Answer: Using a blanket or other solid material for your animal to lie on, directly on top of the heated floor is not recommended by Snyder Manufacturing Company. Doing so will trap the heat between the floor and the animal, creating an extremely warm surface (at higher settings) that may pose the risk of an injury to your animal. In addition, it will also void any manufacturer’s warranty should the floor burn out. A natural dissipation of heat is required for a safe, comfortable and controlled heated floor experience. Heated floors are absolutely safe. Remember this is a mechanical device with an outstanding proven track record. However, every mechanical system has the potential for error. By acquainting yourself and your staff to the risks and rewards of a heated floor system, your patient’s health and well-being will be assured.

Question: How are heated floors constructed?

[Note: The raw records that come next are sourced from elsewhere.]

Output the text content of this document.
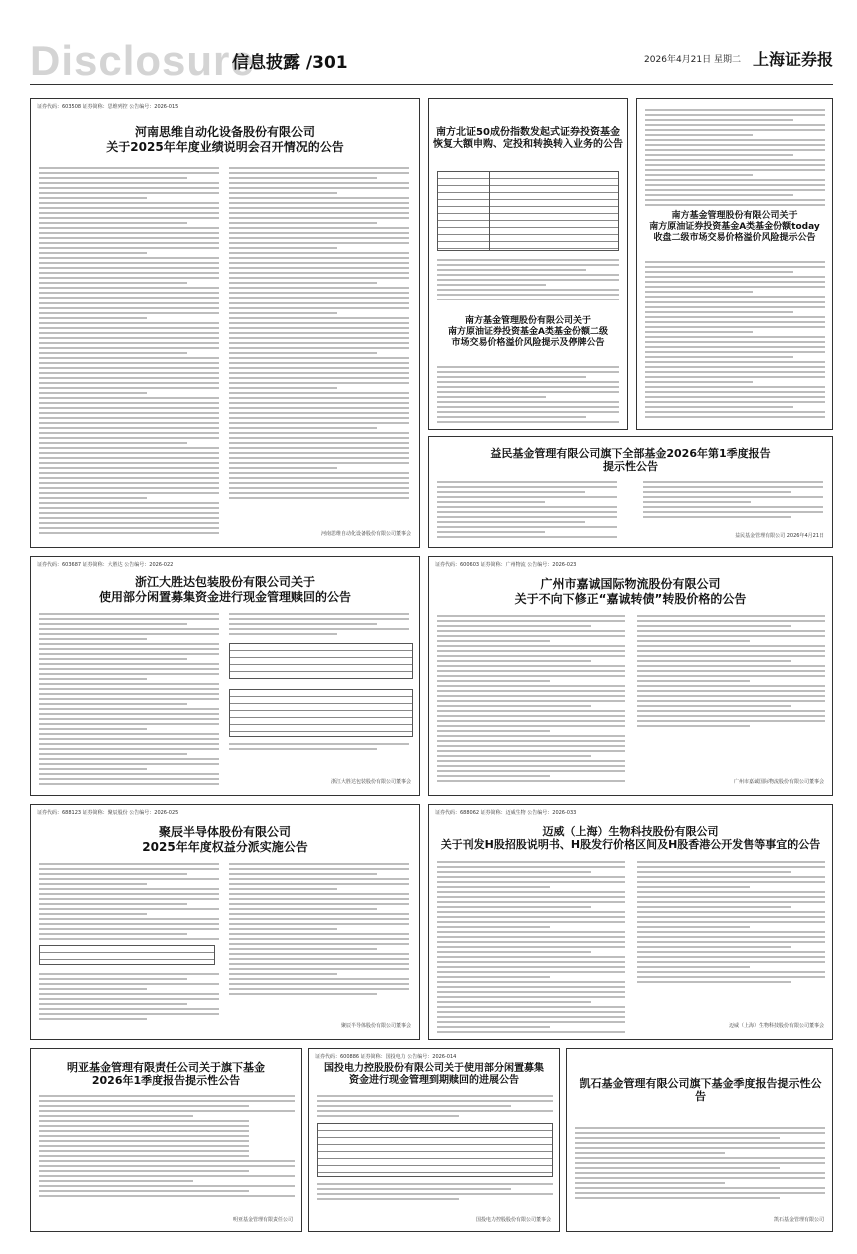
Disclosure
信息披露 /301	2026年4月21日 星期二 上海证券报
证券代码：603508 证券简称：思维列控 公告编号：2026-015
河南思维自动化设备股份有限公司
关于2025年年度业绩说明会召开情况的公告
河南思维自动化设备股份有限公司董事会
南方北证50成份指数发起式证券投资基金
恢复大额申购、定投和转换转入业务的公告
南方基金管理股份有限公司关于
南方原油证券投资基金A类基金份额二级
市场交易价格溢价风险提示及停牌公告
南方基金管理股份有限公司关于
南方原油证券投资基金A类基金份额today
收盘二级市场交易价格溢价风险提示公告
益民基金管理有限公司旗下全部基金2026年第1季度报告
提示性公告
益民基金管理有限公司 2026年4月21日
证券代码：603687 证券简称：大胜达 公告编号：2026-022
浙江大胜达包装股份有限公司关于
使用部分闲置募集资金进行现金管理赎回的公告
浙江大胜达包装股份有限公司董事会
证券代码：600603 证券简称：广州物流 公告编号：2026-023
广州市嘉诚国际物流股份有限公司
关于不向下修正“嘉诚转债”转股价格的公告
广州市嘉诚国际物流股份有限公司董事会
证券代码：688123 证券简称：聚辰股份 公告编号：2026-025
聚辰半导体股份有限公司
2025年年度权益分派实施公告
聚辰半导体股份有限公司董事会
证券代码：688062 证券简称：迈威生物 公告编号：2026-033
迈威（上海）生物科技股份有限公司
关于刊发H股招股说明书、H股发行价格区间及H股香港公开发售等事宜的公告
迈威（上海）生物科技股份有限公司董事会
明亚基金管理有限责任公司关于旗下基金
2026年1季度报告提示性公告
明亚基金管理有限责任公司
证券代码：600886 证券简称：国投电力 公告编号：2026-014
国投电力控股股份有限公司关于使用部分闲置募集
资金进行现金管理到期赎回的进展公告
国投电力控股股份有限公司董事会
凯石基金管理有限公司旗下基金季度报告提示性公告
凯石基金管理有限公司
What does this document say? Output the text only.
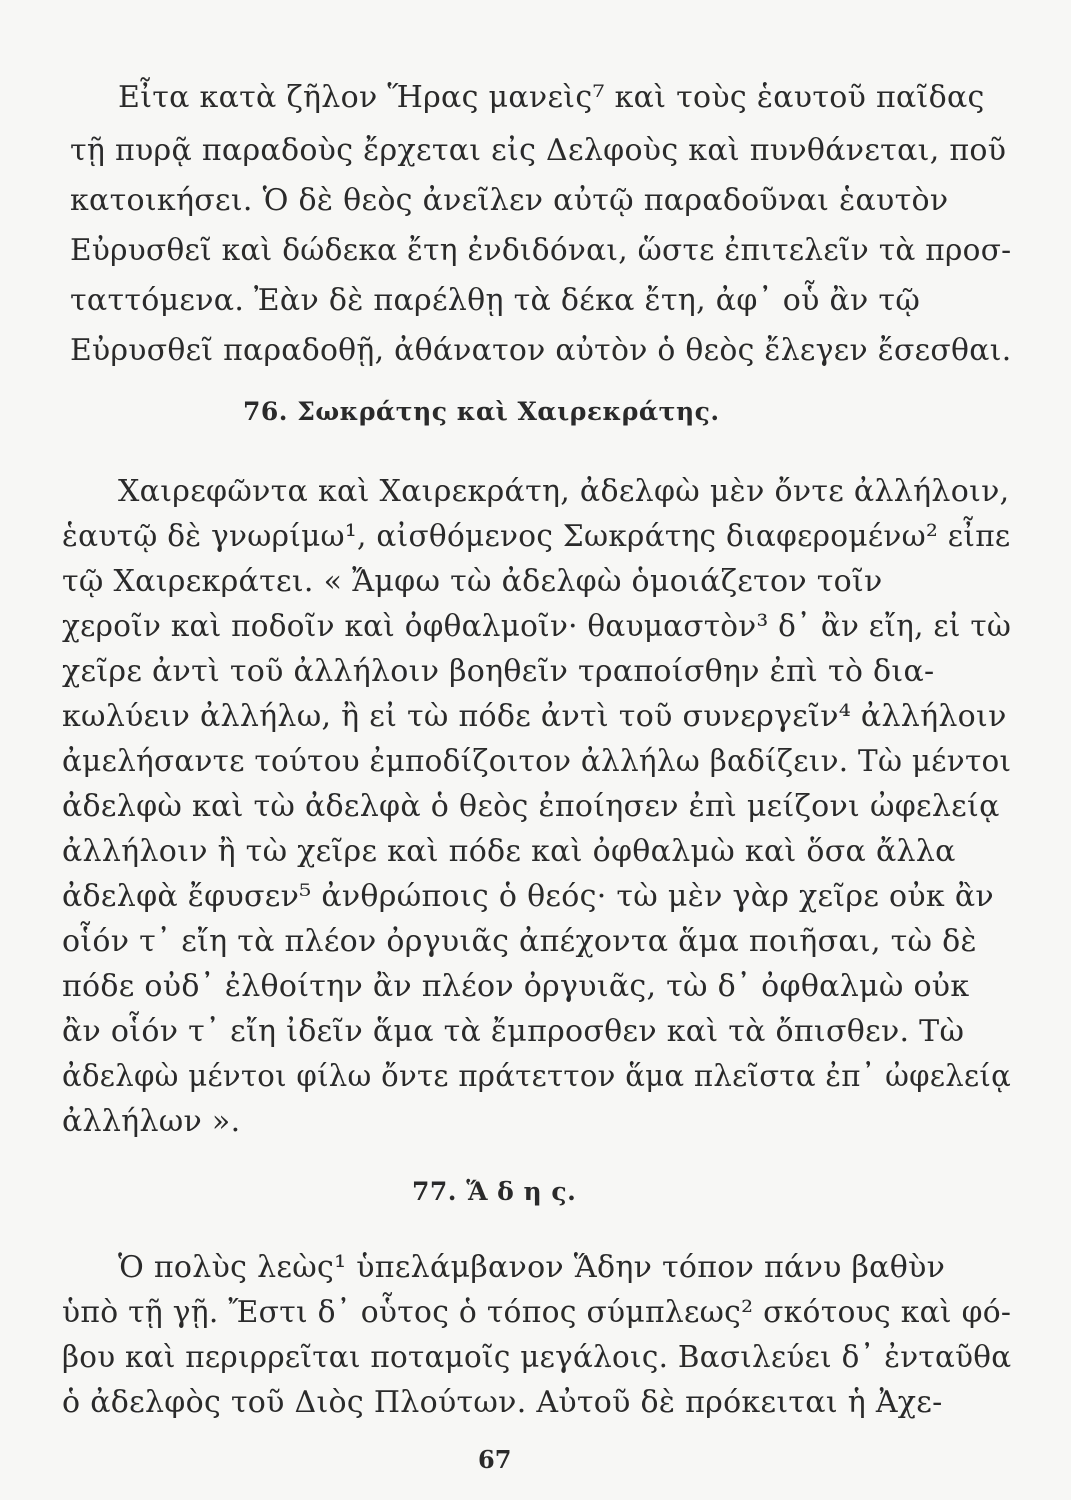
Εἶτα κατὰ ζῆλον Ἥρας μανεὶς⁷ καὶ τοὺς ἑαυτοῦ παῖδας
τῇ πυρᾷ παραδοὺς ἔρχεται εἰς Δελφοὺς καὶ πυνθάνεται, ποῦ
κατοικήσει. Ὁ δὲ θεὸς ἀνεῖλεν αὐτῷ παραδοῦναι ἑαυτὸν
Εὐρυσθεῖ καὶ δώδεκα ἔτη ἐνδιδόναι, ὥστε ἐπιτελεῖν τὰ προσ-
ταττόμενα. Ἐὰν δὲ παρέλθῃ τὰ δέκα ἔτη, ἀφ᾽ οὗ ἂν τῷ
Εὐρυσθεῖ παραδοθῇ, ἀθάνατον αὐτὸν ὁ θεὸς ἔλεγεν ἔσεσθαι.
76. Σωκράτης καὶ Χαιρεκράτης.
Χαιρεφῶντα καὶ Χαιρεκράτη, ἀδελφὼ μὲν ὄντε ἀλλήλοιν,
ἑαυτῷ δὲ γνωρίμω¹, αἰσθόμενος Σωκράτης διαφερομένω² εἶπε
τῷ Χαιρεκράτει. « Ἄμφω τὼ ἀδελφὼ ὁμοιάζετον τοῖν
χεροῖν καὶ ποδοῖν καὶ ὀφθαλμοῖν· θαυμαστὸν³ δ᾽ ἂν εἴη, εἰ τὼ
χεῖρε ἀντὶ τοῦ ἀλλήλοιν βοηθεῖν τραποίσθην ἐπὶ τὸ δια-
κωλύειν ἀλλήλω, ἢ εἰ τὼ πόδε ἀντὶ τοῦ συνεργεῖν⁴ ἀλλήλοιν
ἀμελήσαντε τούτου ἐμποδίζοιτον ἀλλήλω βαδίζειν. Τὼ μέντοι
ἀδελφὼ καὶ τὼ ἀδελφὰ ὁ θεὸς ἐποίησεν ἐπὶ μείζονι ὠφελείᾳ
ἀλλήλοιν ἢ τὼ χεῖρε καὶ πόδε καὶ ὀφθαλμὼ καὶ ὅσα ἄλλα
ἀδελφὰ ἔφυσεν⁵ ἀνθρώποις ὁ θεός· τὼ μὲν γὰρ χεῖρε οὐκ ἂν
οἷόν τ᾽ εἴη τὰ πλέον ὀργυιᾶς ἀπέχοντα ἅμα ποιῆσαι, τὼ δὲ
πόδε οὐδ᾽ ἐλθοίτην ἂν πλέον ὀργυιᾶς, τὼ δ᾽ ὀφθαλμὼ οὐκ
ἂν οἷόν τ᾽ εἴη ἰδεῖν ἅμα τὰ ἔμπροσθεν καὶ τὰ ὄπισθεν. Τὼ
ἀδελφὼ μέντοι φίλω ὄντε πράτεττον ἅμα πλεῖστα ἐπ᾽ ὠφελείᾳ
ἀλλήλων ».
77. Ἅ δ η ς.
Ὁ πολὺς λεὼς¹ ὑπελάμβανον Ἅδην τόπον πάνυ βαθὺν
ὑπὸ τῇ γῇ. Ἔστι δ᾽ οὗτος ὁ τόπος σύμπλεως² σκότους καὶ φό-
βου καὶ περιρρεῖται ποταμοῖς μεγάλοις. Βασιλεύει δ᾽ ἐνταῦθα
ὁ ἀδελφὸς τοῦ Διὸς Πλούτων. Αὐτοῦ δὲ πρόκειται ἡ Ἀχε-
67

Answer:The heated floors construction is based on a pattern of heated wire strands that run side to side just below the surface of the floor. This construction is very similar to a heated blanket found in the home. The area of the heated floor, right on top of these wires, is many degrees warmer than the area in between the wires. The heat difference is very subtle, yet can affect an animal (especially a sedated animal) if left unattended for long durations. Snyder Manufacturing Company recommends that sedated animals should NOT be left unattended for extended periods of time directly on a heated floor as this could cause injury to the animal. For several years now, Snyder Manufacturing Company has been including our vinyl matting* in all of our ICU base units even though these floors are thermostatically controlled. These units accommodate the highest percentage of post-op recovery and sedated animals. Vinyl mat disperses the heat from the heated floor so it is safe to leave a sedated animal in this environment.

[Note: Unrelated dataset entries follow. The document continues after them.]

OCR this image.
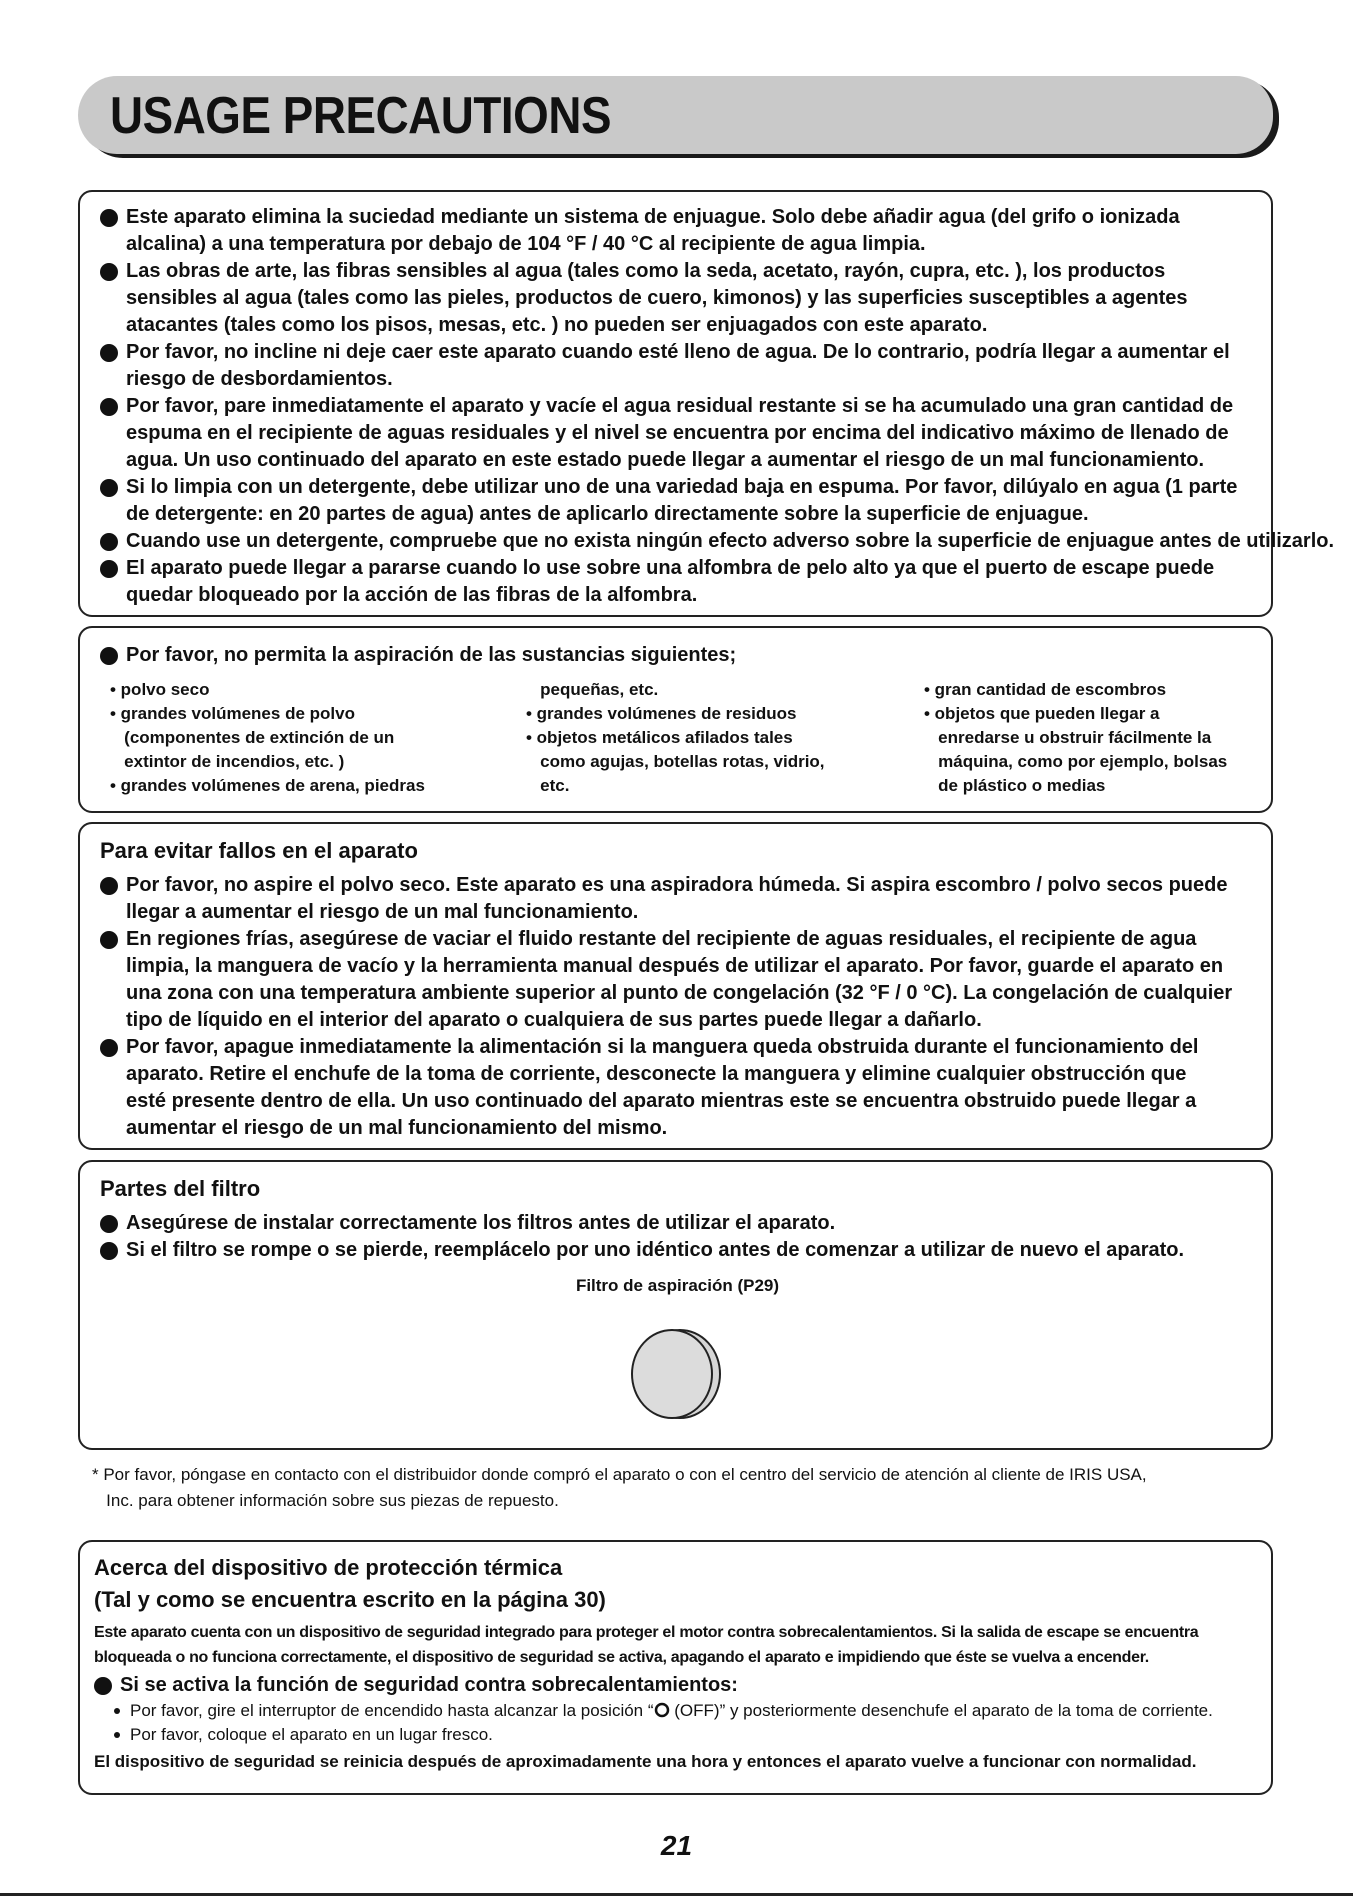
USAGE PRECAUTIONS
Este aparato elimina la suciedad mediante un sistema de enjuague. Solo debe añadir agua (del grifo o ionizada
alcalina) a una temperatura por debajo de 104 °F / 40 °C al recipiente de agua limpia.
Las obras de arte, las fibras sensibles al agua (tales como la seda, acetato, rayón, cupra, etc. ), los productos
sensibles al agua (tales como las pieles, productos de cuero, kimonos) y las superficies susceptibles a agentes
atacantes (tales como los pisos, mesas, etc. ) no pueden ser enjuagados con este aparato.
Por favor, no incline ni deje caer este aparato cuando esté lleno de agua. De lo contrario, podría llegar a aumentar el
riesgo de desbordamientos.
Por favor, pare inmediatamente el aparato y vacíe el agua residual restante si se ha acumulado una gran cantidad de
espuma en el recipiente de aguas residuales y el nivel se encuentra por encima del indicativo máximo de llenado de
agua. Un uso continuado del aparato en este estado puede llegar a aumentar el riesgo de un mal funcionamiento.
Si lo limpia con un detergente, debe utilizar uno de una variedad baja en espuma. Por favor, dilúyalo en agua (1 parte
de detergente: en 20 partes de agua) antes de aplicarlo directamente sobre la superficie de enjuague.
Cuando use un detergente, compruebe que no exista ningún efecto adverso sobre la superficie de enjuague antes de utilizarlo.
El aparato puede llegar a pararse cuando lo use sobre una alfombra de pelo alto ya que el puerto de escape puede
quedar bloqueado por la acción de las fibras de la alfombra.
Por favor, no permita la aspiración de las sustancias siguientes;
• polvo seco
• grandes volúmenes de polvo
(componentes de extinción de un
extintor de incendios, etc. )
• grandes volúmenes de arena, piedras
pequeñas, etc.
• grandes volúmenes de residuos
• objetos metálicos afilados tales
como agujas, botellas rotas, vidrio,
etc.
• gran cantidad de escombros
• objetos que pueden llegar a
enredarse u obstruir fácilmente la
máquina, como por ejemplo, bolsas
de plástico o medias
Para evitar fallos en el aparato
Por favor, no aspire el polvo seco. Este aparato es una aspiradora húmeda. Si aspira escombro / polvo secos puede
llegar a aumentar el riesgo de un mal funcionamiento.
En regiones frías, asegúrese de vaciar el fluido restante del recipiente de aguas residuales, el recipiente de agua
limpia, la manguera de vacío y la herramienta manual después de utilizar el aparato. Por favor, guarde el aparato en
una zona con una temperatura ambiente superior al punto de congelación (32 °F / 0 °C). La congelación de cualquier
tipo de líquido en el interior del aparato o cualquiera de sus partes puede llegar a dañarlo.
Por favor, apague inmediatamente la alimentación si la manguera queda obstruida durante el funcionamiento del
aparato. Retire el enchufe de la toma de corriente, desconecte la manguera y elimine cualquier obstrucción que
esté presente dentro de ella. Un uso continuado del aparato mientras este se encuentra obstruido puede llegar a
aumentar el riesgo de un mal funcionamiento del mismo.
Partes del filtro
Asegúrese de instalar correctamente los filtros antes de utilizar el aparato.
Si el filtro se rompe o se pierde, reemplácelo por uno idéntico antes de comenzar a utilizar de nuevo el aparato.
Filtro de aspiración (P29)
* Por favor, póngase en contacto con el distribuidor donde compró el aparato o con el centro del servicio de atención al cliente de IRIS USA,
Inc. para obtener información sobre sus piezas de repuesto.
Acerca del dispositivo de protección térmica
(Tal y como se encuentra escrito en la página 30)
Este aparato cuenta con un dispositivo de seguridad integrado para proteger el motor contra sobrecalentamientos. Si la salida de escape se encuentra
bloqueada o no funciona correctamente, el dispositivo de seguridad se activa, apagando el aparato e impidiendo que éste se vuelva a encender.
Si se activa la función de seguridad contra sobrecalentamientos:
Por favor, gire el interruptor de encendido hasta alcanzar la posición “ (OFF)” y posteriormente desenchufe el aparato de la toma de corriente.
Por favor, coloque el aparato en un lugar fresco.
El dispositivo de seguridad se reinicia después de aproximadamente una hora y entonces el aparato vuelve a funcionar con normalidad.
21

Snyder’s vinyl matting is lightweight, durable and keeps your patients suspended approximately 1/2″ off of the cage unit floor surface. This matting is highly recommended for any cage unit with a heated floor application. Call us for more details.

Question: Why don’t you thermostatically control all of your heated floors, like you do in the ICU’s?

Answer: The basic difference between a thermostatically controlled heated floor and a regular heated floor is, the thermostatically controlled heated floor has the ability in its construction, to allow for an actual ‘read out’ to display the active temperature. Both systems are still mechanical by nature and require the operator to physically identify a heat setting that feels right for any particular animal.

Question: How accurate are the thermostatically controlled heated floors in the ICU units?

Answer: Accurate to a point. Snyder Manufacturing Company has invested a considerable amount of research/development time into producing the best thermostatically controlled heated floors in the ICU recovery cages. All of Snyder’s heated floors have a variable of approximately plus or minus 3 degrees over or under the set/desired temperature. However, since your recovery cages in the ICU have been shipped with the recommended matting in place, the temperature difference between the ICU control panel and the surface of the matting is approximately 10 degrees. The panel shows the higher of the two temperatures.